Sofern im Rahmen einer unrechtmäßigen Durchsuchung gewonnene nachteilige Dokumente in die Ergebnisse einer Hauptverhandlung einfließen sollten, kann die Verteidigung hiergegen einen Antrag auf Nichtverwendung stellen. Im Falle dessen Abweisung kann man sich mit einer Nichtigkeitsbeschwerde an den Obersten Gerichtshof gegen das erstgerichtliche Urteil zur Wehr setzen. Eine erfolgreiche Nichtigkeitsbeschwerde hat die Aufhebung des Urteils und die Zurückverweisung der Sache an das Erstgericht – allerdings mit anderer Richterbesetzung – zur Folge.
Ausdrückliche Nichtigkeit zieht zudem die Verwendung von Unterlagen, hinsichtlich derer ein Berufsgeheimnisschutz besteht und die daher rechtswidrig zum Akt genommen wurden, nach sich.
Zu beachten ist darüber hinaus, dass seit Beginn dieses Jahres strengere Nichtigkeitssanktionen bei der rechtswidrigen Beschlagnahme elektronischer Daten und Datenträger greifen. Ergebnisse aus den Auswertungen dieser Daten dürfen bei sonstiger Nichtigkeit nicht als Beweismittel verwendet werden, sofern die Beschlagnahme nicht rechtmäßig angeordnet wurde.
4. Maßnahmenbeschwerde gegen unrechtmäßige Durchführung
Neben einer mit einem Einspruch kombinierten Beschwerde gegen die Durchsuchungsbewilligung kann sich der Betroffene gegen die Hausdurchsuchung auch mit einer Maßnahmenbeschwerde zur Wehr setzen.
Mit einer solchen kann man sich gegen ein (von Staatsanwaltschaft und Gericht nicht beeinflusstes) unrechtmäßigen Vorgehen durch die Ermittlungsbeamten während der Durchsuchung zur Wehr setzen. Eine Maßnahmenbeschwerde kann dann etwa ergriffen werden, wenn die Ermittlungsbeamten im Laufe der Durchsuchung unverhältnismäßigen Zwang anwandten.

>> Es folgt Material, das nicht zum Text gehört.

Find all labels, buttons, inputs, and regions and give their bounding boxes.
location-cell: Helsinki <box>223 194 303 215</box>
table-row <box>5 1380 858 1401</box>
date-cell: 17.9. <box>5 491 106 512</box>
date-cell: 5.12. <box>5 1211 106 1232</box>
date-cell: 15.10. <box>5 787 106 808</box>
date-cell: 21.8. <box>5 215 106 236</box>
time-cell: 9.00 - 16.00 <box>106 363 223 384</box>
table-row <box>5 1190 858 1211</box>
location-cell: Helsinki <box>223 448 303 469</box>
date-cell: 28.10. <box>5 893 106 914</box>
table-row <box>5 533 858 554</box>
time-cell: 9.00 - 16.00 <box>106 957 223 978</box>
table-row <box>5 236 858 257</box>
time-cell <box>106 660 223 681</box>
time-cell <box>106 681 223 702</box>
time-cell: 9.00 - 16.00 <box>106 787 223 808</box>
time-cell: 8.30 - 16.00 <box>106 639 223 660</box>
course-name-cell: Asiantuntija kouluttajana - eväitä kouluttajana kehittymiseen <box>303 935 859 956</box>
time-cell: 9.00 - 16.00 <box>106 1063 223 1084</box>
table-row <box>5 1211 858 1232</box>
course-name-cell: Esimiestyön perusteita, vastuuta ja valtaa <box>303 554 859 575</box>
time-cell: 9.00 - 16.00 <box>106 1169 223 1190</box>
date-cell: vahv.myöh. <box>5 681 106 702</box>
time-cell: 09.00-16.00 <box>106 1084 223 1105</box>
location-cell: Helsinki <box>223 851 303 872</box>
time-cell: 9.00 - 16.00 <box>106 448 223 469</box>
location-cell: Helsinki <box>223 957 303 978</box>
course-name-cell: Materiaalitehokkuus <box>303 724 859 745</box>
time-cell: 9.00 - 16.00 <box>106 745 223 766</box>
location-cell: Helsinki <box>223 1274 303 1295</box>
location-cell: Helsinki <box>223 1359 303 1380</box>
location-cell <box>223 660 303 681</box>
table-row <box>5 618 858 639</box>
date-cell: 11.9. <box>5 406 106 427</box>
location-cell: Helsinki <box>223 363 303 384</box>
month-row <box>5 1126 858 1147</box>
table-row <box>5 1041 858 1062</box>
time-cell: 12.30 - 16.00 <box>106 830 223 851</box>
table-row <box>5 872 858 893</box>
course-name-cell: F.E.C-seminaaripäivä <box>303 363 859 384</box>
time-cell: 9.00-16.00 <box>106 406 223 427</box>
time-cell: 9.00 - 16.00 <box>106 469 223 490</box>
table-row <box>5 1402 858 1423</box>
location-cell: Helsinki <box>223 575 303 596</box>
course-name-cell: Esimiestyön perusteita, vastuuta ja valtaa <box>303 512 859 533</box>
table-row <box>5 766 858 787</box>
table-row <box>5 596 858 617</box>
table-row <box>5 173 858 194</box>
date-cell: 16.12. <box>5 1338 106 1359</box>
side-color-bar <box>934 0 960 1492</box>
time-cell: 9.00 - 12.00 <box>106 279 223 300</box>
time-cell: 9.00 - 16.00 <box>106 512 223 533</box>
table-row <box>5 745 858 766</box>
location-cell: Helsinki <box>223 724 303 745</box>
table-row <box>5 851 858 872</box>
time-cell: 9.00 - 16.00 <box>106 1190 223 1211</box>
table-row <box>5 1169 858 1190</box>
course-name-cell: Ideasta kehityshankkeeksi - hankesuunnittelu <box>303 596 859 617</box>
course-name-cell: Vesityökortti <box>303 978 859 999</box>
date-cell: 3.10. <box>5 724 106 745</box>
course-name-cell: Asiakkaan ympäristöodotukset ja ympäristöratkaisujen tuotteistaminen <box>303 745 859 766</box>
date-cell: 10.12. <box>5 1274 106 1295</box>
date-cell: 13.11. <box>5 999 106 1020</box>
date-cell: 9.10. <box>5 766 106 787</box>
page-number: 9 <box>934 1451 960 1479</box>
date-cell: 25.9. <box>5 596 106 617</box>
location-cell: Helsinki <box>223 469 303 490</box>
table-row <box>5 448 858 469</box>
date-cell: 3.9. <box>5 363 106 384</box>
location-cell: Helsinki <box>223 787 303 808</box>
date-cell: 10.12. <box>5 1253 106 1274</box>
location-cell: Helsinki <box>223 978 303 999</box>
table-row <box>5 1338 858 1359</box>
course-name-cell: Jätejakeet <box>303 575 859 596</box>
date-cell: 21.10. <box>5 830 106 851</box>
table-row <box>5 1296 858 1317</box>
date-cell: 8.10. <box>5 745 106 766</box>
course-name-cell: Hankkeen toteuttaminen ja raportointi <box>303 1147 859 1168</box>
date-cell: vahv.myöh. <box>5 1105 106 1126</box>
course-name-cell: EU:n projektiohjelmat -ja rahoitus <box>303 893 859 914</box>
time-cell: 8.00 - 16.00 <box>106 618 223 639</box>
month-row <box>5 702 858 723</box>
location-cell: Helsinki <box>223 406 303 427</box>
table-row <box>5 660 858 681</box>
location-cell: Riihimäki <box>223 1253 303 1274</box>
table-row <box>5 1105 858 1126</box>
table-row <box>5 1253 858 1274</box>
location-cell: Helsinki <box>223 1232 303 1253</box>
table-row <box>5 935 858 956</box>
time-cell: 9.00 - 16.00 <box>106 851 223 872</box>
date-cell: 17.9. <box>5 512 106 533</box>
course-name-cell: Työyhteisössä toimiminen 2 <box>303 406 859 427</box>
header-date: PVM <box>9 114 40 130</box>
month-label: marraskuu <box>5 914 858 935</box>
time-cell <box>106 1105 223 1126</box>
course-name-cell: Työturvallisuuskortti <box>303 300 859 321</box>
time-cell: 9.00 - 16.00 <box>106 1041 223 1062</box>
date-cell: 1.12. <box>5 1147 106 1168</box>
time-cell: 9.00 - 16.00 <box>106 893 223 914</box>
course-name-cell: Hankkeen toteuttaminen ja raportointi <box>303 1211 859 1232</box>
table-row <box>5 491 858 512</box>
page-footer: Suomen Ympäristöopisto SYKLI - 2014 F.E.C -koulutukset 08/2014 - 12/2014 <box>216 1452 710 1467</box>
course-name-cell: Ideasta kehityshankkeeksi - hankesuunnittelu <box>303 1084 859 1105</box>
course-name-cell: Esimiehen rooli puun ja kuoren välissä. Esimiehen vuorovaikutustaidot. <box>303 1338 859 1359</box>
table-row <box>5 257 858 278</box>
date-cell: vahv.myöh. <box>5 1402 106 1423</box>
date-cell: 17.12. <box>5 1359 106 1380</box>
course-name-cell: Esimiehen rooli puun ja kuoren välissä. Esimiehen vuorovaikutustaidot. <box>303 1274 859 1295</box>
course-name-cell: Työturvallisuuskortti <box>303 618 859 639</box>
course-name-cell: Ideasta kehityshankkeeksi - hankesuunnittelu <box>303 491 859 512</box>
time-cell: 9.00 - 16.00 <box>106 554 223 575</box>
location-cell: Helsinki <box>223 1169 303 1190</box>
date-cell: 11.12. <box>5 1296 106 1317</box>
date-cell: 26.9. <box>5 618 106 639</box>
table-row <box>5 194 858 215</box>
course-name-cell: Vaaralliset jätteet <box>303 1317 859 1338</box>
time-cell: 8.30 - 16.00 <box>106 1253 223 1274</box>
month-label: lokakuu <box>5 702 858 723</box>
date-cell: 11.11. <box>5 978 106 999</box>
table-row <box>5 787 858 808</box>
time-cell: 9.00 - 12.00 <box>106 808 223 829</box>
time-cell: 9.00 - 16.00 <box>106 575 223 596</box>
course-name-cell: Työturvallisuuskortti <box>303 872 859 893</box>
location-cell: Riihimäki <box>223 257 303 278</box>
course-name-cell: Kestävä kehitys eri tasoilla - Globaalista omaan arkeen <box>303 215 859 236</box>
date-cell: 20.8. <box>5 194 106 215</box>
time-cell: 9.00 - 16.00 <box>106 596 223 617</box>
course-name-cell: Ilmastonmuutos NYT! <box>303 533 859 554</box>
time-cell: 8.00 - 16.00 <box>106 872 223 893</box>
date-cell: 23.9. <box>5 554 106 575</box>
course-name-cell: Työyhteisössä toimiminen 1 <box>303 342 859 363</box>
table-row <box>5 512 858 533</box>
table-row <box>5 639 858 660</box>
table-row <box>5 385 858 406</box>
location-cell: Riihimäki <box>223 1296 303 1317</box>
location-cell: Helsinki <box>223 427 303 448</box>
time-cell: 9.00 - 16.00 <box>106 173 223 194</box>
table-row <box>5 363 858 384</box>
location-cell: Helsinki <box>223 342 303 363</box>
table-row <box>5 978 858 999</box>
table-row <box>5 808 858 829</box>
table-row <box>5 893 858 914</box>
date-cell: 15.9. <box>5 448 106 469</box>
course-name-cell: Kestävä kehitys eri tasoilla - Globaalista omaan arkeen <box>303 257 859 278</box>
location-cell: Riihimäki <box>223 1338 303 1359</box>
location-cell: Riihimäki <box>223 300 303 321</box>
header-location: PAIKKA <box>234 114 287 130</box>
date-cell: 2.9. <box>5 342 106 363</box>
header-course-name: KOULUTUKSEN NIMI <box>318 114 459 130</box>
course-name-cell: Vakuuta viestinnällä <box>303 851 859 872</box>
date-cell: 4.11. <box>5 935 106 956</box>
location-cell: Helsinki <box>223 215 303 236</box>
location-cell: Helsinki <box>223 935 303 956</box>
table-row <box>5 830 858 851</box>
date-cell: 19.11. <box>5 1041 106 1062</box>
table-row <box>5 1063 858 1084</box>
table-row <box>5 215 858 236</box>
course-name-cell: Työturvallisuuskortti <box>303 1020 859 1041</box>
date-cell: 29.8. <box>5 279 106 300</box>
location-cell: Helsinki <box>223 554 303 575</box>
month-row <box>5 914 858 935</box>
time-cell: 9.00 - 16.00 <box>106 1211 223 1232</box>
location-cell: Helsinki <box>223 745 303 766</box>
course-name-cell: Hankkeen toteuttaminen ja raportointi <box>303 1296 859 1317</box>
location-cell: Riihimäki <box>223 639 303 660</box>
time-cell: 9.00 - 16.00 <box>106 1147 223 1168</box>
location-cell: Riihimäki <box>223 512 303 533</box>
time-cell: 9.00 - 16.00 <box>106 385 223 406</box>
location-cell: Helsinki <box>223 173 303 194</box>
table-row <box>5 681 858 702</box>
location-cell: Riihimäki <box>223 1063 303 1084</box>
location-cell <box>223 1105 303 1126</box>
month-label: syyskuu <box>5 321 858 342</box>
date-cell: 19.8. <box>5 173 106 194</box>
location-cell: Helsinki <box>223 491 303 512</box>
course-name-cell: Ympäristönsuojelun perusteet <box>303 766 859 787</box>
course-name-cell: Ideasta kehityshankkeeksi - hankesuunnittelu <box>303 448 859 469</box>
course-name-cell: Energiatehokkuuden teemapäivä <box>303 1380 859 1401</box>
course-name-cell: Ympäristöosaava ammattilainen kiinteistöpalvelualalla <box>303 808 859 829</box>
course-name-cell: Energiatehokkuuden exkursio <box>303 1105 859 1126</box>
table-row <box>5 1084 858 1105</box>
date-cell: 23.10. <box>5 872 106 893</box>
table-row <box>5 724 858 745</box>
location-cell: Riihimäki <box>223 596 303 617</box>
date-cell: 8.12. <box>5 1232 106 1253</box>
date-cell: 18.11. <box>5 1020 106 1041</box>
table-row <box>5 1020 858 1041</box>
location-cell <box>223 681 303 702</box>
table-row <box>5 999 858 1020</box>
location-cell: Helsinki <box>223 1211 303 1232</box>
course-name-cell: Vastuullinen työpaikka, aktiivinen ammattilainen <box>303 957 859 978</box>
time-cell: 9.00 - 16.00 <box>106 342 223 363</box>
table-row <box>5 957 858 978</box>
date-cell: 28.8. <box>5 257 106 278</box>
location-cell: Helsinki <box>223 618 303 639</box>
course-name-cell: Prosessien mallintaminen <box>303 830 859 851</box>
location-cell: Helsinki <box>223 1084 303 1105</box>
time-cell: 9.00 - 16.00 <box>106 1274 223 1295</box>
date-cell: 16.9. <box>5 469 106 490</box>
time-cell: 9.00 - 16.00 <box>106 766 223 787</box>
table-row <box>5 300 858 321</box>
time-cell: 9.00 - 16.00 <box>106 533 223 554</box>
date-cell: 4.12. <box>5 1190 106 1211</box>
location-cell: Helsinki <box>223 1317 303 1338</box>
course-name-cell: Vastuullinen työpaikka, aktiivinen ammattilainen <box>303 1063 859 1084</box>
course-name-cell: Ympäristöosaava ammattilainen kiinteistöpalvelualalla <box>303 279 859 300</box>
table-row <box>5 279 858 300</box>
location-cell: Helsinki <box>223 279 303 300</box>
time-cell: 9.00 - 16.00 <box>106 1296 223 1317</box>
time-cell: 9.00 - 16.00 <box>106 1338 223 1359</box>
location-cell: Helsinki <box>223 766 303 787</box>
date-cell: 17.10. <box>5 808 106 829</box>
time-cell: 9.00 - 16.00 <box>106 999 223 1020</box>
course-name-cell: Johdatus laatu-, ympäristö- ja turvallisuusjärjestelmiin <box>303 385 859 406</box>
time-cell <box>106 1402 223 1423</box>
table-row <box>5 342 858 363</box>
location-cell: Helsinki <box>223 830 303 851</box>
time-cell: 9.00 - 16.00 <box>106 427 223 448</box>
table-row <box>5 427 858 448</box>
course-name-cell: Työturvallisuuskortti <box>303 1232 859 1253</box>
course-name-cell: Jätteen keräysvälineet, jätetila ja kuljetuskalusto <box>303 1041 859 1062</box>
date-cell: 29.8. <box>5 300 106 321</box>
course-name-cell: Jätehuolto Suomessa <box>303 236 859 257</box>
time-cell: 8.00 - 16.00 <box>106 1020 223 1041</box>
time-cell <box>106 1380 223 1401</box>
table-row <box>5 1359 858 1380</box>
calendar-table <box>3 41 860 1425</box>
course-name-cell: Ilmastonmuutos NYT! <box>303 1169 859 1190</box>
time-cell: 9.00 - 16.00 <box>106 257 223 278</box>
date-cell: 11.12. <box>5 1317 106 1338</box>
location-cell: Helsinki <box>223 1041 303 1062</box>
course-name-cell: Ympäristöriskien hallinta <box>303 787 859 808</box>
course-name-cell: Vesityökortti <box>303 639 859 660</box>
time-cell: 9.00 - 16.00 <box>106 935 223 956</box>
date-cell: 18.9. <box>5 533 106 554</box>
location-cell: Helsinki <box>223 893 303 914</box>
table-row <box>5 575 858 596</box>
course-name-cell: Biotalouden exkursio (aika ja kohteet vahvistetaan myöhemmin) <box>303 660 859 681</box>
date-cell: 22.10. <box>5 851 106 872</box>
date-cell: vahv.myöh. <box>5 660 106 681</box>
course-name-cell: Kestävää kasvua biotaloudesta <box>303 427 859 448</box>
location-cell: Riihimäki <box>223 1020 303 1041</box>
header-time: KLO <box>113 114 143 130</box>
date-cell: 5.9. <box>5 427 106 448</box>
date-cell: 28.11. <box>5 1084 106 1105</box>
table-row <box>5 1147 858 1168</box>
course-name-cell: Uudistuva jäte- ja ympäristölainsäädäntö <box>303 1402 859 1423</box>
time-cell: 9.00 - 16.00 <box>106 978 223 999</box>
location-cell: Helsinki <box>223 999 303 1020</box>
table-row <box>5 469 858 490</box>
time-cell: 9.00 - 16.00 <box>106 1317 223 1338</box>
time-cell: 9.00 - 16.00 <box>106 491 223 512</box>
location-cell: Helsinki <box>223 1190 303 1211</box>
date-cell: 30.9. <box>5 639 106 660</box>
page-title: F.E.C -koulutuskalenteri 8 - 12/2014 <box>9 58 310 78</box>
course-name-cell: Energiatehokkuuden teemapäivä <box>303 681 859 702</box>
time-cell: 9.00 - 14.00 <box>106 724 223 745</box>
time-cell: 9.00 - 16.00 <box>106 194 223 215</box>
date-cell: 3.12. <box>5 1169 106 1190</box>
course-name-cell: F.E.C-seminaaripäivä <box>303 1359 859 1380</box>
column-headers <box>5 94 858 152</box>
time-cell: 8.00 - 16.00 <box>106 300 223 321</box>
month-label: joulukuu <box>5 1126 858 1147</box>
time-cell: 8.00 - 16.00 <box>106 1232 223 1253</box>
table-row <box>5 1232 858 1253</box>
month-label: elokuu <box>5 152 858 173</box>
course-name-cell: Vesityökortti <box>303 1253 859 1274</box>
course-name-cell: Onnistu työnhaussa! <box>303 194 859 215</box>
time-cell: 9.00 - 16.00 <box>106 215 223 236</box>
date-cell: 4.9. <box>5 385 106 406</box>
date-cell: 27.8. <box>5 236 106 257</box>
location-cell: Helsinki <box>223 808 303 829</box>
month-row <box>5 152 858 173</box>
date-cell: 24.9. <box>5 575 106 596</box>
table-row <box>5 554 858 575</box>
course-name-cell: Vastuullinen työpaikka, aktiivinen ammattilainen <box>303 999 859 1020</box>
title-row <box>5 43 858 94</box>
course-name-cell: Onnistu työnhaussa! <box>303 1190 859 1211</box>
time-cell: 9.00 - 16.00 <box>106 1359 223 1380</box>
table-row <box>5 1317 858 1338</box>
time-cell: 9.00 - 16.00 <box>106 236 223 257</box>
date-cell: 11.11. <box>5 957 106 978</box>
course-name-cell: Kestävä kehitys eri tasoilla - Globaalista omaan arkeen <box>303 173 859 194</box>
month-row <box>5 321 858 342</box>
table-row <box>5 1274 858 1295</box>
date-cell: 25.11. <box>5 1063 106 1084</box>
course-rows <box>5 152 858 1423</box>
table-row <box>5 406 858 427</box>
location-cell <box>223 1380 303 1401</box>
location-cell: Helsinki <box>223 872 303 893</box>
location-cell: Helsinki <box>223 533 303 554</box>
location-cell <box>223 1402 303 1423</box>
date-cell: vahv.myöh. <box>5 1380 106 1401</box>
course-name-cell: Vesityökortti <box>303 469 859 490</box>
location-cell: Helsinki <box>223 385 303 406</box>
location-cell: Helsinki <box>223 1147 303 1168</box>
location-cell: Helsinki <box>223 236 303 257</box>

Beispiele hierfür sind das gewaltsame Öffnen von Türen oder sonstiges gewaltsames Vorgehen trotz Kooperationsbereitschaft des Betroffenen.
Eine derartige Maßnahmenbeschwerde ist binnen sechs Wochen nach der Durchsuchung beim zuständigen Verwaltungsgericht einzubringen.
IV. Mögliche Präventivmaßnahmen
Um sich auf das Szenario einer möglichen Hausdurchsuchung bestmöglich vorzubereiten, sind Hausdurchsuchungs-Schulungen und Hausdurchsuchungs-Simulationen sehr nützlich.
In einer Schulung können wertvolle Tipps für das korrekte Verhalten während einer Hausdurchsuchung, auch abgestimmt auf ein konkretes Unternehmen, erhalten werden.
Im Rahmen einer Hausdurchsuchungs-Simulation kann der mögliche Verlauf einer Durchsuchung durchgespielt werden. Unternehmen haben hierdurch die Möglichkeit, ihre MitarbeiterInnen durch eine interaktive Simulation noch effektiver auf eine Durchsuchung vorzubereiten.